I'm trying to finish up revisions for a manuscript and I'm kind of bored.
The research I'm writing up is a pet project from my dissertation. It's a molecular phylogeny of a group of plants which I particularly fancy, and I enjoyed the background on pollinators and inflorescence structure I learned while finishing up the project. For all intents and purposes, I should be eager to finish it.
The problem, it seems, is that I'm stuck in a writing rut. I write frequently, for various personal and professional purposes, and feel very comfortable expressing myself in a written format. I completed minors in history and communication studies, and in the process, finely honed my tone and ability to express arguments. My writing errs on the side of informality, sometimes even to the chagrin of my colleagues, but I enjoy and embrace it.
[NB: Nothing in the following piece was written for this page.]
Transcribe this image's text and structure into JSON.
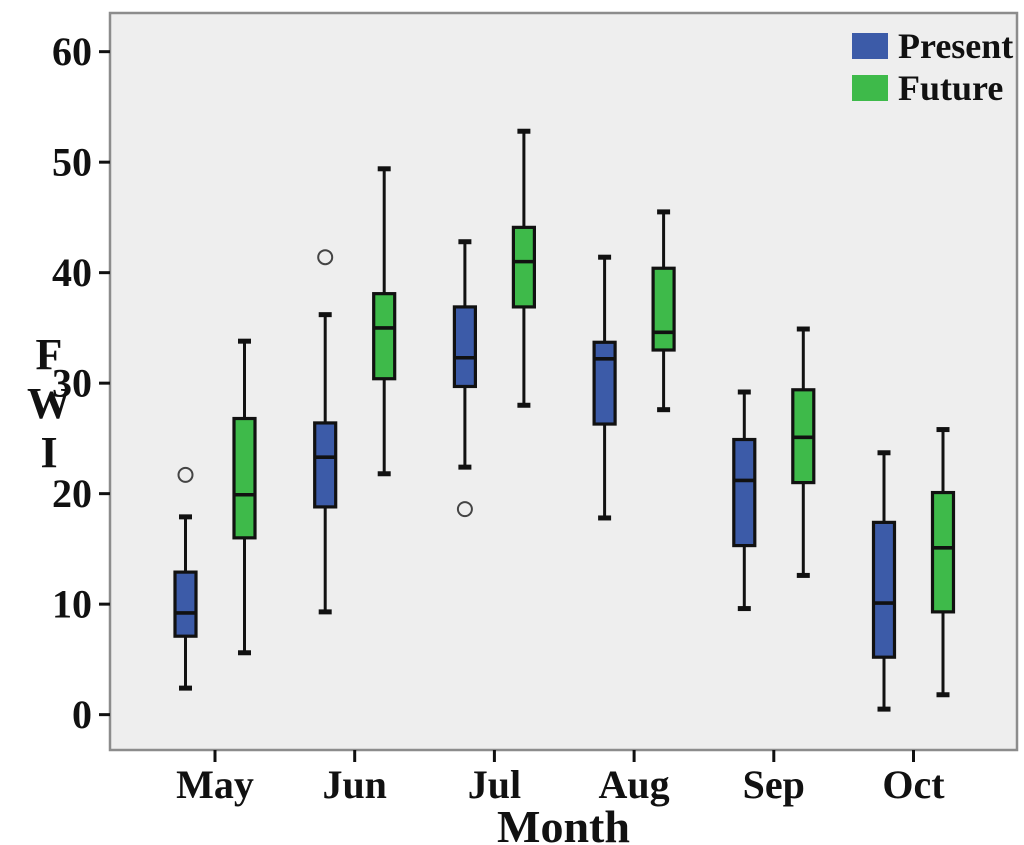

Writing academic scientific articles, however, leaves me feeling lackluster at best. I started the introductory writing for this paper over five years ago, during the early years of my dissertation, and I find myself wholly sick of it now. I struggle to find balance between clarity necessary for academic publication and the verbosity to which I've grown accustomed for other types of writing. I want to edit the paragraphs that are plaguing my revisions so that they actually sound like me. However, I'm also eager to be rid of the damn thing for awhile, so I may move on to fresher projects, and I fear putting off reviewers with my modified tone.
So I wallow in writerly despair, blogging and whining. Perhaps it's time to suck it up and be a big adult scientist...boredom be damned.